L'incapacité de parler en français du président d'Air Canada Michael Rousseau avait généré un débat sur l'unilinguisme des hauts dirigeants fédéraux. Source: aircanada.com

OTTAWA – Le gouvernement fédéral devrait obliger le bilinguisme d’un peu plus de 2 000 hauts fonctionnaires dans la fonction publique canadienne, réclame des députés des différents partis politiques à Ottawa dans un rapport.

Selon les membres du Comité des langues officielles, les fonctionnaires qui sont nommés par le gouverneur en conseil (par le cabinet) devraient posséder le plus haut niveau de compétence linguistique pour la compréhension écrite et l’aptitude orale et un niveau intermédiaire pour l’écriture. S’ils ne sont pas bilingues au moment de l’embauche, les élus du comité recommandent qu’ils le soient à l’intérieur de deux ans avec des cours payés par le gouvernement.

« Dans le Canada que l’on est, avec la modernisation de la Loi sur les langues officielles, les postes de hautes fonctions publiques devraient être assujettis à cette loi-là », soutient l’élu libéral et président du Comité des langues officielles René Arseneault.

« Il y a des postes de la haute fonction publique qui n’ont pas de désignation bilingue. Alors, avec la modernisation de la Loi sur les langues officielles, on doit remplir ce manque à gagner », estime le député acadien.

Les députés libéraux, conservateurs, bloquistes et néo-démocrates ont procédé à une étude pendant plusieurs séances portant sur « les obligations linguistiques dans le processus de dotation ou de nomination à des postes clés », avant de produire ce rapport publié mardi. Le commissaire aux langues officielles Raymond Théberge soutient depuis quelques années qu’Ottawa doit obliger ses hauts fonctionnaires à parler français et anglais. C’est justement lui qui avait invité les parlementaires à se pencher sur cette étude à la suite d’une recommandation dans son rapport annuel de 2021-2022.
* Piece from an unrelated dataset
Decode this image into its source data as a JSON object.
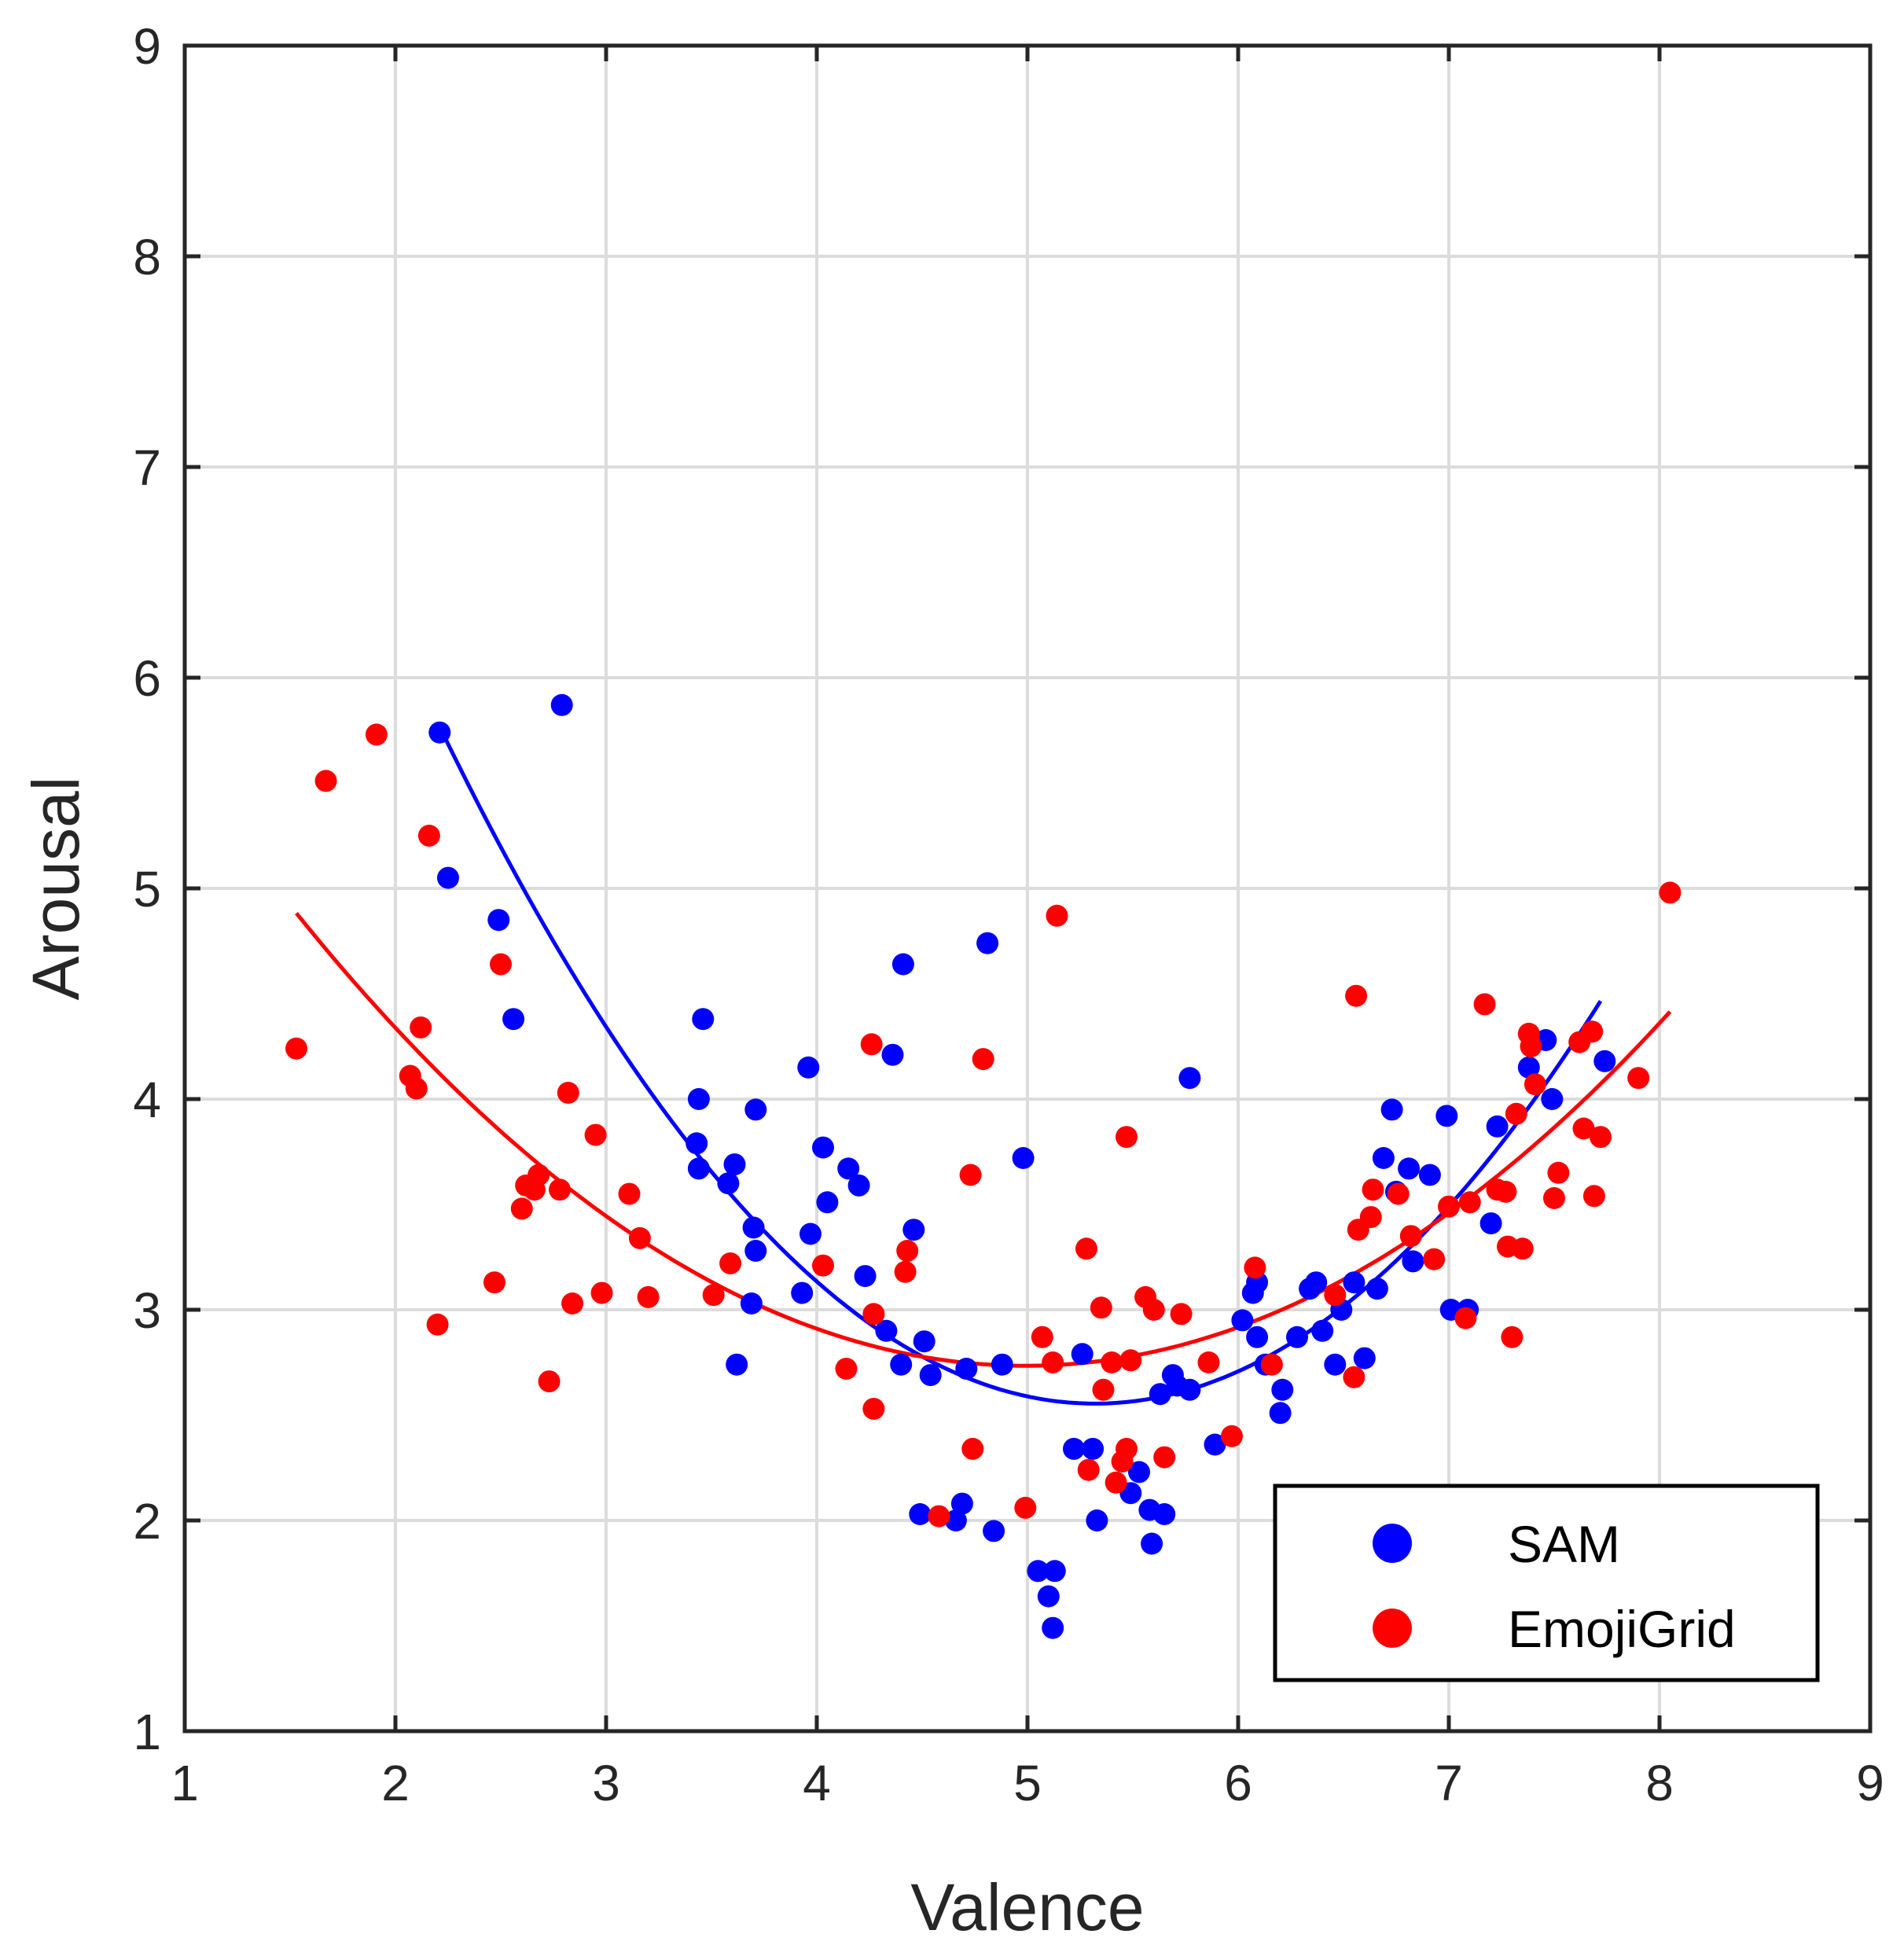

« Si on veut protéger le bilinguisme au Canada, il faut se donner les outils et il faut prêcher par l’exemple avec la machine gouvernementale », pense le porte-parole en Langues officielles pour les conservateurs Joël Godin.

« Idéalement, il faudrait dès le départ (exiger le bilinguisme), mais il faut respecter que l’apprentissage d’une deuxième langue, ce ne soit pas facile », concède-t-il.

2 200 fonctionnaires concernés

Les nominations approuvées par le gouverneur en conseil sont principalement celles de dirigeants des instances fédérales comme ceux à la tête des commissions, agences et institutions gouvernementales. Chaque année, ce sont près de 500 à 800 nominations qui sont effectuées par le cabinet pour un total de 2 200 personnes nommées par le gouverneur en conseil.

Il y a actuellement 11 agents du Parlement, comme le commissaire aux langues officielles, qui ont l’obligation d’être bilingues dès leur entrée en poste, en vertu de la Loi sur les compétences linguistiques. Les sous-ministres, depuis la modernisation de la Loi sur les langues officielles en 2023 et les sous-ministres délégués ont aussi cette obligation de bilinguisme. Sinon, ils doivent suivre une formation linguistique.

À l’heure actuelle, les nominations effectuées par le gouverneur en conseil spécifient que l’on « tiendra compte du bilinguisme », mais ce n’est pas obligatoire. Les candidats potentiels sont seulement invités à préciser leurs compétences linguistiques où ils leur demandent «  si, à leur avis, ils sont parfaitement bilingues, fonctionnels, limités ou unilingues  ».

« C’est un peu ridicule (à l’heure actuelle), car on voit des nominations de fonctionnaires à des postes où ils supposent connaître le français et ils ne connaissent pas le français », déplore le député du Bloc québécois Mario Beaulieu.

L’unilinguisme de hauts fonctionnaires comme Michael Rousseau, le PDG d’Air Canada, ou encore la gouverneure générale Mary Simon ont généré un nombre record de plaintes au Commissariat aux langues officielles en 2021.

« Je suis pour l’obligation que tous les hauts fonctionnaires soient bilingues, car présentement ce n’est pas obligatoire (…). Ça passerait un message très très fort qu’au niveau de la fonction publique : on valorise le bilinguisme de haut en bas », plaidait alors Raymond Théberge en entrevue avec ONFR.

Le commissaire aux langues officielles, Raymond Théberge. Archives ONFR

Les membres du comité suggèrent aussi que « le Conseil du Trésor devrait sérieusement envisager les demandes des syndicats de la fonction publique visant à augmenter la prime de bilinguisme qui n’a pas été révisée depuis 1977 ».

Ils réclament aussi de « renforcer la capacité interne de la fonction publique fédérale d’offrir la formation linguistique aux fonctionnaires fédéraux », notamment en augmentant les établissements postsecondaires qui offrent des cours de langue seconde.